Cryptocurrency scams have flourished on social media. The Federal Trade Commission noted in a release on the record number of online scams reported last year that “social media is a tool for scammers in investment scams, particularly those involving bogus cryptocurrency investments — an area that has seen a massive surge in reports.”
The space has also shown itself vulnerable to hacks. There were more than 20 hacks last year where more than $10 million in virtual assets were taken, according to NBC News.
Just last week more than $30 million worth of assets were stolen from digital wallets on the exchange market Crypto.com, which recently acquired the naming rights to the Los Angeles Lakers’ arena.
The company has said it adopted new security measures in the wake of the hack but has not publicly shared what those look like.
Cryptocurrency advocates say potential buyers should follow basic investing rules before jumping in: do diligent research, diversify your holdings and focus on time in the market instead of quick returns.
J.W. Verret, a financial law professor at George Mason University and former House Financial Services Committee senior counsel, argued price swings alone are no reason to clamp down on the industry.
“It’s probably easier to support a sector during a bull market.
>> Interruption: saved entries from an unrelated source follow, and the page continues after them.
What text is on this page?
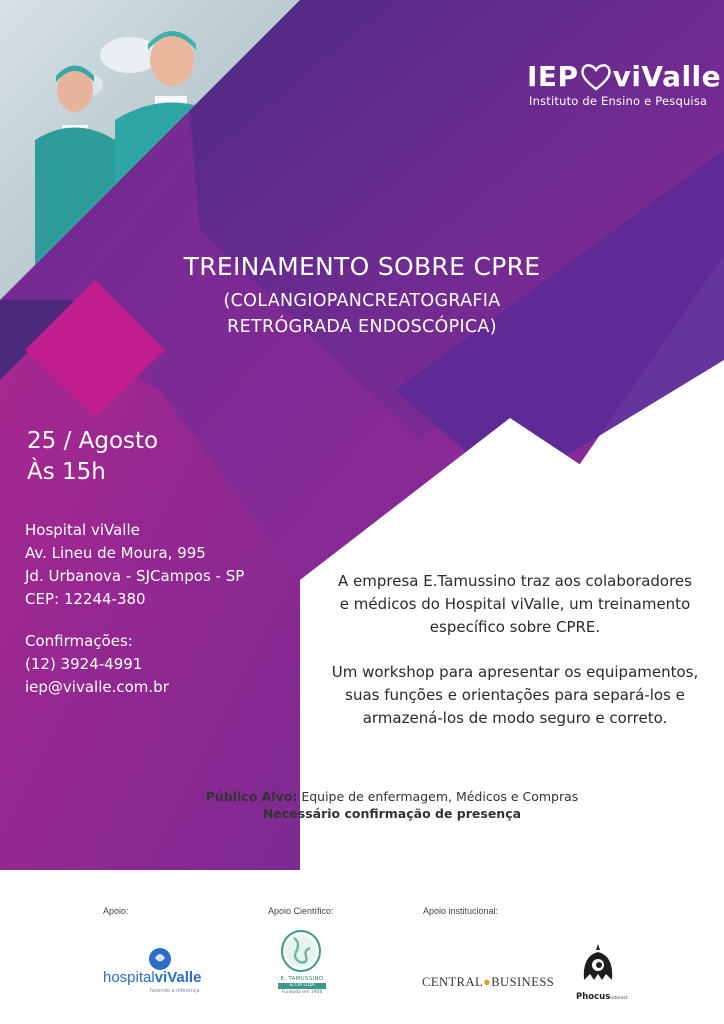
IEP viValle
Instituto de Ensino e Pesquisa
TREINAMENTO SOBRE CPRE
(COLANGIOPANCREATOGRAFIA
RETRÓGRADA ENDOSCÓPICA)
25 / Agosto
Às 15h
Hospital viValle
Av. Lineu de Moura, 995
Jd. Urbanova - SJCampos - SP
CEP: 12244-380
Confirmações:
(12) 3924-4991
iep@vivalle.com.br

A empresa E.Tamussino traz aos colaboradores

e médicos do Hospital viValle, um treinamento

específico sobre CPRE.

Um workshop para apresentar os equipamentos,

suas funções e orientações para separá-los e

armazená-los de modo seguro e correto.

Público Alvo: Equipe de enfermagem, Médicos e Compras
Necessário confirmação de presença
Apoio:	Apoio Científico:	Apoio institucional:
hospitalviValle
fazendo a diferença
E. TAMUSSINO
& CIA LTDA
Fundada em 1956
CENTRAL●BUSINESS
PhocusInteract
But that doesn’t mean a bear market requires a regulatory solution,” Verret said.
“If somebody’s buying a token just because of a celebrity endorsement alone, that is a dumb decision but you can’t regulate away dumb decisions.”
Even so, Verret said policymakers and regulators should provide more educational resources for potential investors, establish clear expectations and adjust tax laws to ease the use of cryptocurrencies for transactions.
“The increasing retail interest, increasing young demographic interest and increasing interest across the political spectrum has been exponential and that is going to have political implications,” he said.
“We’re already seeing moderate Democrats interested in crypto. I think that’s going to grow, and I think the aggressively anti-crypto voices are going to be drowned out.”